WASHINGTON, Ind. (AP) — A southern Indiana county’s commissioners returned prayer to meetings following the U.S. Supreme Court’s recent ruling affirming local governments’ right to do so in official proceedings.
The Daviess County Commissioners unanimously approved a four-paragraph resolution this week declaring that citizens can offer a prayer at the beginning of the county’s public meetings.
Commissioner Larry Wilson called the resolution “very appropriate” in light of the high court’s narrow May 5 ruling that upheld decidedly Christian prayers said at the start of local council meetings in Greece, New York. The court declared such prayers are in line with long national traditions, even though the country has grown more religiously diverse.

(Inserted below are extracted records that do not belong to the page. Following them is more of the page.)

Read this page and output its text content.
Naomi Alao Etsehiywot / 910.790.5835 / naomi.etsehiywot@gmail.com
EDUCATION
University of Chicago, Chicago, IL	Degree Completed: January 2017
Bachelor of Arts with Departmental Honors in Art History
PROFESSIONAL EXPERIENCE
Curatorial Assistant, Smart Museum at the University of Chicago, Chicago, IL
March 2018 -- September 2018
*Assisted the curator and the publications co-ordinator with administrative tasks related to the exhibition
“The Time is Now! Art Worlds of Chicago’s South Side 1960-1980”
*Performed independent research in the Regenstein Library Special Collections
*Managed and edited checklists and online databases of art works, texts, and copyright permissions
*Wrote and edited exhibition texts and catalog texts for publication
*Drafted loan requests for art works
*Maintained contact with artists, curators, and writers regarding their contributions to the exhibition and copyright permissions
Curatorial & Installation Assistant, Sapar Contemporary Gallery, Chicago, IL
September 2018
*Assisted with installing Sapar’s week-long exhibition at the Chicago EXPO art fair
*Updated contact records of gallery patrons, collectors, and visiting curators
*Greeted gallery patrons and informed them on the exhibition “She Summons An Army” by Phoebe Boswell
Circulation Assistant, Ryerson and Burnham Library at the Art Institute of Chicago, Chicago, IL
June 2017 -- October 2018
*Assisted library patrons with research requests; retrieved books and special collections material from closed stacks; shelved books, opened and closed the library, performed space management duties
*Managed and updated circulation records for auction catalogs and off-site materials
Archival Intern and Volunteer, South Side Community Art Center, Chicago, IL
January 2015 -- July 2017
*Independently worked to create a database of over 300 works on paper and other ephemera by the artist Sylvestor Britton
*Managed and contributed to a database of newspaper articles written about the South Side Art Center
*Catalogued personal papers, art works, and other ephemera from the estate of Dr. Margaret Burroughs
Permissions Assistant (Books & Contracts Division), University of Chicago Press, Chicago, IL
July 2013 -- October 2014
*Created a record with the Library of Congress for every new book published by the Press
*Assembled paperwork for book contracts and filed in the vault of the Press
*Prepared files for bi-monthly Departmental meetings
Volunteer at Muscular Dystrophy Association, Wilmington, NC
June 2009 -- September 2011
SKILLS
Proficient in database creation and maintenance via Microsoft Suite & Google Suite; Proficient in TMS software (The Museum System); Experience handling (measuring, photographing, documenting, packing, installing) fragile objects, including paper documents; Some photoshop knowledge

The Rev. Christopher Wiles of the Church of Christ on Monday offered the first prayer for a Daviess County meeting in decades, The Washington Times-Herald reported (http://bit.ly/1nBjXsV ).
The commissioners had asked Wiles to pray to provide them with guidance, and his prayer asked God to give the commissioners “the wisdom of Solomon.”
“People need God … and it is good to see the separation of church and state breaking down,” Wiles said during his prayer in the county seat of Washington, about 50 miles northeast of Evansville.
County Attorney Grant Swartzentruber said the opportunity to offer a prayer will be open to anyone of any faith — Muslims, Buddhists, pagans or other religions.
“I don’t think we’ll have that, but that is the chance you take with this resolution, Wilson said.